Winnie the Pooh (2011) Stephen J. Anderson, Don Hall

Production Budget: $30 million

Worldwide Gross: $33 million

When I first heard of this movie bombing I had a feeling of the general audience letting me down (as if anyone really owes me anything but anyway…).  Whenever a remake or reboot of an old franchise comes out like the Smurfs or Alvin and the Chipmonks it is usually slammed as being a betrayal of the original source material and god awful marketing crap and blah blah blah.  Meanwhile you get a movie which stays about as faithful as you can to the original look and feel (while simultaneously being a very enjoyable story) and it is a failure at the box office.

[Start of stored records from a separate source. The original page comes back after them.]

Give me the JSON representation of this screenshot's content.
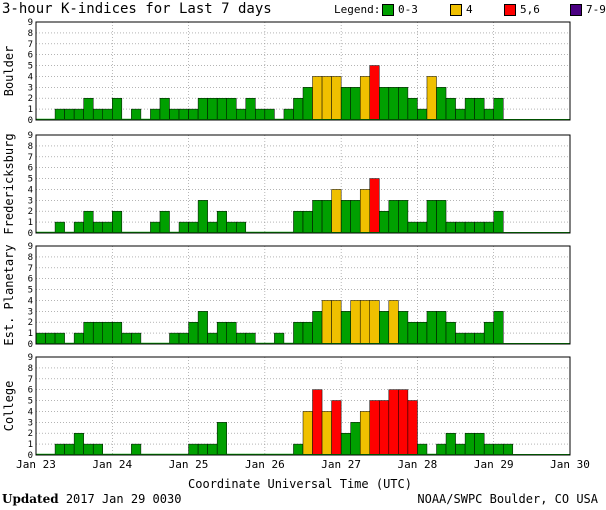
{
  "title": "3-hour K-indices for Last 7 days",
  "legend": {
    "label": "Legend:",
    "items": [
      {
        "text": "0-3",
        "color": "#00a000"
      },
      {
        "text": "4",
        "color": "#f0c000"
      },
      {
        "text": "5,6",
        "color": "#ff0000"
      },
      {
        "text": "7-9",
        "color": "#4b0082"
      }
    ]
  },
  "xlabel": "Coordinate Universal Time (UTC)",
  "footer": {
    "updated_label": "Updated",
    "updated_value": "2017 Jan 29 0030",
    "credit": "NOAA/SWPC Boulder, CO USA"
  },
  "chart_data": {
    "type": "bar",
    "x_tick_labels": [
      "Jan 23",
      "Jan 24",
      "Jan 25",
      "Jan 26",
      "Jan 27",
      "Jan 28",
      "Jan 29",
      "Jan 30"
    ],
    "y_ticks": [
      0,
      1,
      2,
      3,
      4,
      5,
      6,
      7,
      8,
      9
    ],
    "ylim": [
      0,
      9
    ],
    "bins_per_day": 8,
    "days": 7,
    "color_scale": {
      "0-3": "#00a000",
      "4": "#f0c000",
      "5,6": "#ff0000",
      "7-9": "#4b0082"
    },
    "panels": [
      {
        "name": "Boulder",
        "values": [
          0,
          0,
          1,
          1,
          1,
          2,
          1,
          1,
          2,
          0,
          1,
          0,
          1,
          2,
          1,
          1,
          1,
          2,
          2,
          2,
          2,
          1,
          2,
          1,
          1,
          0,
          1,
          2,
          3,
          4,
          4,
          4,
          3,
          3,
          4,
          5,
          3,
          3,
          3,
          2,
          1,
          4,
          3,
          2,
          1,
          2,
          2,
          1,
          2,
          null,
          null,
          null,
          null,
          null,
          null,
          null
        ]
      },
      {
        "name": "Fredericksburg",
        "values": [
          0,
          0,
          1,
          0,
          1,
          2,
          1,
          1,
          2,
          0,
          0,
          0,
          1,
          2,
          0,
          1,
          1,
          3,
          1,
          2,
          1,
          1,
          0,
          0,
          0,
          0,
          0,
          2,
          2,
          3,
          3,
          4,
          3,
          3,
          4,
          5,
          2,
          3,
          3,
          1,
          1,
          3,
          3,
          1,
          1,
          1,
          1,
          1,
          2,
          null,
          null,
          null,
          null,
          null,
          null,
          null
        ]
      },
      {
        "name": "Est. Planetary",
        "values": [
          1,
          1,
          1,
          0,
          1,
          2,
          2,
          2,
          2,
          1,
          1,
          0,
          0,
          0,
          1,
          1,
          2,
          3,
          1,
          2,
          2,
          1,
          1,
          0,
          0,
          1,
          0,
          2,
          2,
          3,
          4,
          4,
          3,
          4,
          4,
          4,
          3,
          4,
          3,
          2,
          2,
          3,
          3,
          2,
          1,
          1,
          1,
          2,
          3,
          null,
          null,
          null,
          null,
          null,
          null,
          null
        ]
      },
      {
        "name": "College",
        "values": [
          0,
          0,
          1,
          1,
          2,
          1,
          1,
          0,
          0,
          0,
          1,
          0,
          0,
          0,
          0,
          0,
          1,
          1,
          1,
          3,
          0,
          0,
          0,
          0,
          0,
          0,
          0,
          1,
          4,
          6,
          4,
          5,
          2,
          3,
          4,
          5,
          5,
          6,
          6,
          5,
          1,
          0,
          1,
          2,
          1,
          2,
          2,
          1,
          1,
          1,
          null,
          null,
          null,
          null,
          null,
          null
        ]
      }
    ]
  }
}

But there were many things which let this movie down.  One was the extremely befuddling decision to release this in the summer movie months.  It is hard for any movie to compete against a blockbuster like Harry Potter or Captain America, while simultaneously competing with other kids movies like a Smurfs.  I mentioned earlier when this movie first came out that it would seem a better idea to release this closer to the beginning of the year.  The beginning of the year is a dead zone where most studios dump their crap like Atari dumping so many cartridges of ET.  But that would actually work in the favor of Pooh because there would be no competition for the same audience and parents would be desperate to take them to anything good.  I would certainly want to be opening next to Country Strong, The Dilemma, and The Green Hornet rather than Harry Potter, Captain America, and Smurfs.

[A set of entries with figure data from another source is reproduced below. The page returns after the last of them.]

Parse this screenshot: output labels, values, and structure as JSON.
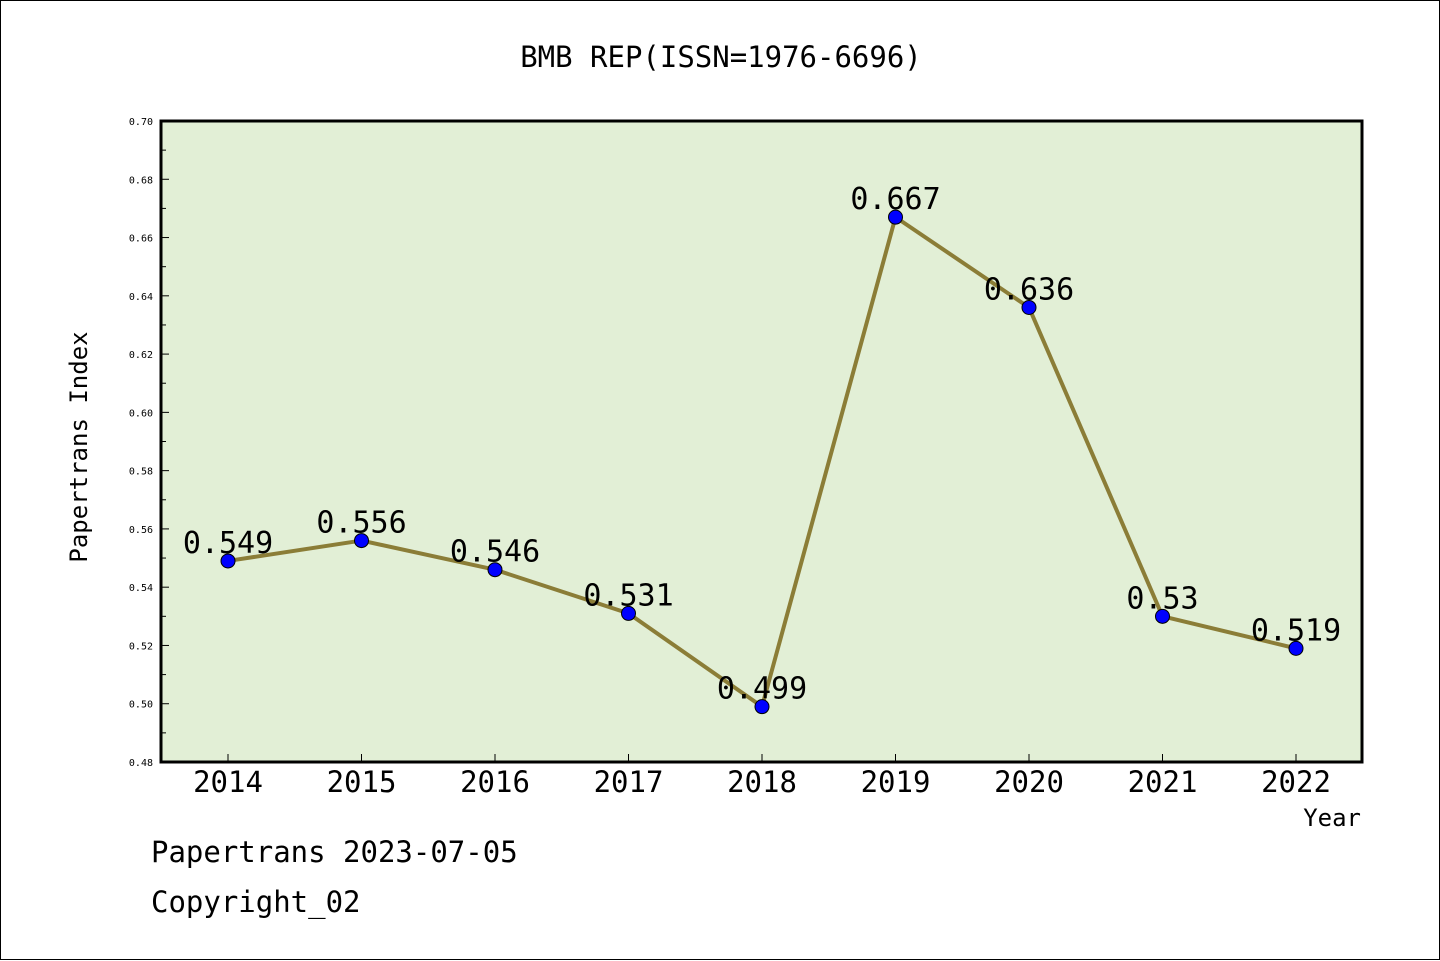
{
  "chart_data": {
    "type": "line",
    "title": "BMB REP(ISSN=1976-6696)",
    "xlabel": "Year",
    "ylabel": "Papertrans Index",
    "categories": [
      "2014",
      "2015",
      "2016",
      "2017",
      "2018",
      "2019",
      "2020",
      "2021",
      "2022"
    ],
    "values": [
      0.549,
      0.556,
      0.546,
      0.531,
      0.499,
      0.667,
      0.636,
      0.53,
      0.519
    ],
    "data_labels": [
      "0.549",
      "0.556",
      "0.546",
      "0.531",
      "0.499",
      "0.667",
      "0.636",
      "0.53",
      "0.519"
    ],
    "ylim": [
      0.48,
      0.7
    ],
    "yticks": [
      "0.48",
      "0.50",
      "0.52",
      "0.54",
      "0.56",
      "0.58",
      "0.60",
      "0.62",
      "0.64",
      "0.66",
      "0.68",
      "0.70"
    ],
    "grid": false,
    "legend": "none",
    "colors": {
      "plot_background": "#e2efd6",
      "line": "#8b7d37",
      "marker": "#0000ff",
      "frame": "#000000"
    }
  },
  "footer": {
    "line1": "Papertrans 2023-07-05",
    "line2": "Copyright_02"
  }
}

Another thing which did hurt the movie was the running time.  Pooh itself is only about 56 minutes.  In theaters I think they had a 20 minute short but on my DVD they didn’t have it.  I know I always talk about how I would rather have an awesome short movie than a mediocre long one.  The problem is I’m not a parent.  I spoke with many friends who are parents and who really wanted to see a great Pooh movie but who didn’t want to go to the theater.  They want something that will occupy their children’s attention for more than an hour and it is especially bad with ticket prices.  Can you really justify spending money on tickets for the whole family, food, and beverages for something that is over relatively quick?  Maybe they should have done another short to pad out the run time even more.  But if there is a silver lining it is that I think this movie is much better suited to the DVD market than the theater market.  It is nothing to rent this from Blockbuster/Red Box/Netflix/Video on Demand/etc. compared to the money you spend at the theater.  It will definetly be more of a hit now.  Now with that being said, let me get on with the review.

Now I usually don’t go in for kids movies much nowadays but I found this rather charming.  You immediately get on my good side for not trying to be in 3D, for having more traditional animation, and not having it be an endless parade of pop culture references.  It’s simple, and I love that.  To me, the animation in this movie is much more beautiful than most faux Pixar movies are.  The characters are classic, and don’t need to be transported to modern times or put in an new setting.  You can see the care and effort put into this movie.  You have some new voice talent like Craig Fergugon for Owl that are really fun in the role.  Even some music by Zooey Daschenel add to the overall charm of the movie.

The story has the characters searching for Christopher Robin as he is missing.  He leaves a note saying he will be “back soon” but is misinterpreted as being taken by a Backsun.  The gang try to capture this Backsun while also trying to find Eeyore’s lost tail.  There isn’t much to the story but it perfectly allows all the characters to get involved in the action.  Tigger wants to fight it, Owl wants to be the leader, Eeyore is…indifferent, and Pooh is wondering if there is any honey in it for him.  Each character has their own moment to shine and the music is actually pretty good.

If you are a fan of Winnie the Pooh, then I think you will really enjoy this movie.  The voice talent is just as good and the material is clever enough to make you rediscover why they were so lovable in the first place.  Care and attention are brought to the producion with is nostalgic and charming.  And while the movie is about 56 minutes, to me it fits the amount of story they had and, as I mentioned before, is better suited to home rental than spending a ton of money at the theaters.  This is a kids movie so I can’t give a total recommendation to it.  But if you love the old Pooh cartoons or have kids then you should definetly check it out.